Doctor of Education (EdD)




Ellen Middaugh


Asian American, Civic Engagement, Community College, Youth

Subject Areas

Educational leadership


Asian American Pacific Islanders (AAPI) students are considered the fastest growing segment of college participants in the United States. AAPI students represent the majority racial demographic population in the California Community College campuses (Chang et al., 2007). Studies on youth and civic learning points to the benefits of early engagement as it can lead to greater participation in future civic activity well beyond their college years. However, literature on AAPI community college students and civic engagement is mostly absent. This single institutional study examined AAPI student’s civic engagement experience and investigated the factors that both support and hinder their motivation and civic participation.
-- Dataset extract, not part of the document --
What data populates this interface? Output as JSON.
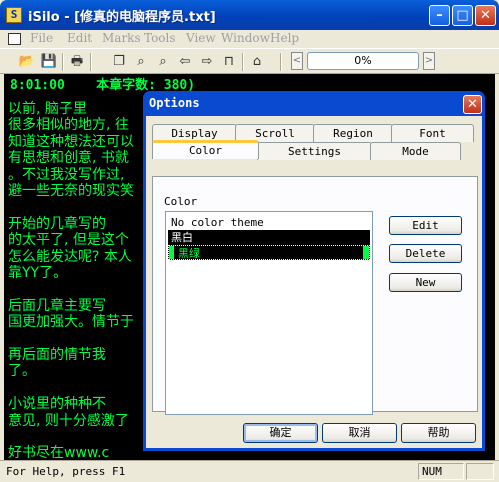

Students were invited to take an on-line survey and a post survey interview. Results of the mixed method study found that students who were highly engaged showed increased connection to their campus and greater civic agency. It also uncovered that AAPI students were more drawn to community service/volunteering types of activities than politically based events and more importantly that they are in fact interested in civic engagement. Understanding the unique civic experiences of AAPI students helps dispel model minority myths and legitimizes their lived experiences. Through the critical examinations and reflections of the experiences of current AAPI community college students, a better pathway can be constructed to improve a more favorable outcome for future AAPI students who seek to participate in civic learning.